George W. Bush, September 10, 2002, at a press conference at the Afghan Embassy to denounce prejudice and hatred of Muslims on the day before the first anniversary of the 2001 terrorist attacks.
Vice presidents have also turned to the letter as evidence of a core American value. Walter Mondale employed the famous phrase September 6, 1984, in a speech to the international convention of B’nai B’rith. So did Dan Quayle, in an address to the Simon Wiesenthal Conference on March 5, 1990, in which, referencing his boss (the first President Bush), he told the group that “he is determined to build a better world, a world to paraphrase the first president, the first George, to build a nation which gives bigotry no sanction and persecution no assistance.”
There’s more, and the context is important.
Ed Koch, former congressman and mayor of New York City, writing August 17, 2010, compared President Obama’s support of the proposed Islamic cultural center near Ground Zero to Washington’s letter, predicting that Obama’s eloquence “will be remembered by later generations of Americans with the same high regard.”
A few weeks later, Secretary of State Hillary Rodham Clinton quoted directly from the letter in her remarks at an official dinner celebrating the breaking of the Ramadan fast. “Our commitment to religious tolerance goes back to the very beginning of our nation,” she said on September 7, 2010.
And just a few months ago, House Minority Leader Nancy Pelosi used Washington’s language to anchor her statement in honor of American Jewish Heritage Month.
Now, we can imagine an argument that goes something like this: Why push the Morgenstern Foundation to publicly share the letter if its contents are already referenced so relentlessly — not only in a Jewish context, but also among Muslims, Christians, peoples of all faiths? Why bother to liberate the letter if its words and sentiments are already firmly in the public domain?

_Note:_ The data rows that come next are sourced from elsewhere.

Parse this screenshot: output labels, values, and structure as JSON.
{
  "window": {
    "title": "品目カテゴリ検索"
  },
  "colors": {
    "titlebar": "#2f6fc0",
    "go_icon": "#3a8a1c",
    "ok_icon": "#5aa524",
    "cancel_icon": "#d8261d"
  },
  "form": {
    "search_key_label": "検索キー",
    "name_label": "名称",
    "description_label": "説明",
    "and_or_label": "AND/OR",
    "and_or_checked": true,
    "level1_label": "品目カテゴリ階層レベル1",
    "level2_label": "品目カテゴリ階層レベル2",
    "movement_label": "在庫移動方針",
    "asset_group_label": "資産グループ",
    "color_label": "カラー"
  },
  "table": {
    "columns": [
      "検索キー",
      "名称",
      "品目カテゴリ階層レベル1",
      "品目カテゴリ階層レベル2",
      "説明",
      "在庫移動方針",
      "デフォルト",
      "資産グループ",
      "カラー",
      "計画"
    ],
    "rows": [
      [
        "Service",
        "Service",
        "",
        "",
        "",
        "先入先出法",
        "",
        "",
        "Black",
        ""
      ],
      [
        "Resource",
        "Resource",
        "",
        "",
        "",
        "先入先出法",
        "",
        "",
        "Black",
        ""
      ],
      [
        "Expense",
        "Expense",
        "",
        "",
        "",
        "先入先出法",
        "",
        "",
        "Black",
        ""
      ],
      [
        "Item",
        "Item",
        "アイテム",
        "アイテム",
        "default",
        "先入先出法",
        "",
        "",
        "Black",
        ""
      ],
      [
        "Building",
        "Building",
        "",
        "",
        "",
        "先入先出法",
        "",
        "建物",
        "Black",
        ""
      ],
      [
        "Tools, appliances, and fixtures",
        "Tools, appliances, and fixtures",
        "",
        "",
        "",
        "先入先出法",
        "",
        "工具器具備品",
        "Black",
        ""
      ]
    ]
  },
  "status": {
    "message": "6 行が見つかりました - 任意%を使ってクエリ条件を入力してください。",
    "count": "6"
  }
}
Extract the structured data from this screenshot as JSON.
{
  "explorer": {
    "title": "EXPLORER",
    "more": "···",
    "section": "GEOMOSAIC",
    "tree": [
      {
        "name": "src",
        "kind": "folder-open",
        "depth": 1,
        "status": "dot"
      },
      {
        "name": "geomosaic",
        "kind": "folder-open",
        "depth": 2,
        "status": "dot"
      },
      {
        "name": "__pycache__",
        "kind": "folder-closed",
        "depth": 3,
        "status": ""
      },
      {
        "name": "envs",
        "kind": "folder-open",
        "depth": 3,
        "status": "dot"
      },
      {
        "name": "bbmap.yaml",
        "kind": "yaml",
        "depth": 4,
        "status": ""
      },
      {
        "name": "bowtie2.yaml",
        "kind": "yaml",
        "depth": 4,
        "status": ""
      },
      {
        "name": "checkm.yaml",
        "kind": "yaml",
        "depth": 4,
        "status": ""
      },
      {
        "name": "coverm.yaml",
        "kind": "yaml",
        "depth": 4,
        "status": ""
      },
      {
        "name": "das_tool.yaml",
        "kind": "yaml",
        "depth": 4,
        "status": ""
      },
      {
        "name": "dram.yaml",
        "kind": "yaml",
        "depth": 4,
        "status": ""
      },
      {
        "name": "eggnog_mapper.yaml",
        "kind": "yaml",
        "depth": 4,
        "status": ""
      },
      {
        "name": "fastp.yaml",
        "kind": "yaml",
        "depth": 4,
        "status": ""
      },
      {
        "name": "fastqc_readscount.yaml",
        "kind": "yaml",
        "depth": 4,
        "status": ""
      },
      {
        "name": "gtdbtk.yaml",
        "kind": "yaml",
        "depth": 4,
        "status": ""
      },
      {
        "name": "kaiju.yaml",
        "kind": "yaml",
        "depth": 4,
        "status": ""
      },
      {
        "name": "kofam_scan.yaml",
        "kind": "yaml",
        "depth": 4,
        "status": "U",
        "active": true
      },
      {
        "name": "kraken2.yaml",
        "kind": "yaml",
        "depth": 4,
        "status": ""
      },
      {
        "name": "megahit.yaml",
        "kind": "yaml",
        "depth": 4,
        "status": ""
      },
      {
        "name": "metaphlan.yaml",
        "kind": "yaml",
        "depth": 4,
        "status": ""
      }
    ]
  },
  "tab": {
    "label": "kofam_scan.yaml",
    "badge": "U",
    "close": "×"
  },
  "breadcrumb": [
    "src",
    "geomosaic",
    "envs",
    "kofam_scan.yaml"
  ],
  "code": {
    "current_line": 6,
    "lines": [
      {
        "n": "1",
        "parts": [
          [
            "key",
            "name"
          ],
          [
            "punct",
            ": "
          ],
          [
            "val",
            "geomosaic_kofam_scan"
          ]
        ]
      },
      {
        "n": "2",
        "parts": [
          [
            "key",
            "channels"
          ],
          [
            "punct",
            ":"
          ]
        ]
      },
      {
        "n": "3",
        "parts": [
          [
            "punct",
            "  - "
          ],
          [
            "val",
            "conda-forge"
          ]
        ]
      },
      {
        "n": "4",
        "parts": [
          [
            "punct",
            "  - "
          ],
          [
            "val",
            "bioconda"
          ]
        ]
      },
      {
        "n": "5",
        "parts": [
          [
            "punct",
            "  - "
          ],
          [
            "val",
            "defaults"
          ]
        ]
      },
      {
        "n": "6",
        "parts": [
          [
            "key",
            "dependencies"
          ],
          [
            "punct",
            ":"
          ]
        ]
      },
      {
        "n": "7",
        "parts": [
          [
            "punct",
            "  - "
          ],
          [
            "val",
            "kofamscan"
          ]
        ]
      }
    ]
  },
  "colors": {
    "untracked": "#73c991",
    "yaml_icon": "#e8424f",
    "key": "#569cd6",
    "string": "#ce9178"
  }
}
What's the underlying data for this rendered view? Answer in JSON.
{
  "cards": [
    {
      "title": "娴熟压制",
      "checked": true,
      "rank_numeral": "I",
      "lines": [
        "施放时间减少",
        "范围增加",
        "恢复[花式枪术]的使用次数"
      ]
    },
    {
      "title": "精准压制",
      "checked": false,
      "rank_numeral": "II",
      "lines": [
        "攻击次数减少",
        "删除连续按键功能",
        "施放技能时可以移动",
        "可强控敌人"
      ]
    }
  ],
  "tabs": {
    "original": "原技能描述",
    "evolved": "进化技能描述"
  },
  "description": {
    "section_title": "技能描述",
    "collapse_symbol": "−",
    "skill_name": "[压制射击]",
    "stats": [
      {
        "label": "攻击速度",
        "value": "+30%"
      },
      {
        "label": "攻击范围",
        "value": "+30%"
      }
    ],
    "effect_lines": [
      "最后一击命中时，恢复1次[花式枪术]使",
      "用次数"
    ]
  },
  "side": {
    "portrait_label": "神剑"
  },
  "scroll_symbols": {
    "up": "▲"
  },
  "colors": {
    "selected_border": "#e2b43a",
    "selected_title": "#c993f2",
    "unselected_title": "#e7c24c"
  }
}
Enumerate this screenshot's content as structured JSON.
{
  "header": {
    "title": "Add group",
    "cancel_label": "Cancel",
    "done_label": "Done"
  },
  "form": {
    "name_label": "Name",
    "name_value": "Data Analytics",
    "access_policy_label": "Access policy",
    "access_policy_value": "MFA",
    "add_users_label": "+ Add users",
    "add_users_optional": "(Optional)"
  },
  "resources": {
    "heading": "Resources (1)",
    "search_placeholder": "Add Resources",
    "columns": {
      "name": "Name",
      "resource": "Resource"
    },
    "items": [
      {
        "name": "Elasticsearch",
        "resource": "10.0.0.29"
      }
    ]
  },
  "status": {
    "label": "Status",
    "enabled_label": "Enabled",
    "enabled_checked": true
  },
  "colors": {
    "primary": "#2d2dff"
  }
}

Here’s why. Authenticity matters. Viewing the original document in its entirety is a far more powerful act than reciting its words from a distance, especially when — as happened more than once in the history recounted here — the words were paraphrased or repeated without complete fealty to the text. There is something mystifying and, indeed, arrogant about one private entity holding on to an essential piece of American history that should be shared with all.
So, in the name of Kennedy, Nixon and Reagan, we call upon Bush (father and son), Mondale, Quayle, Koch, Clinton and Pelosi to join the cause to liberate the letter. You know how significant and special this document is. The rest of America should know, too.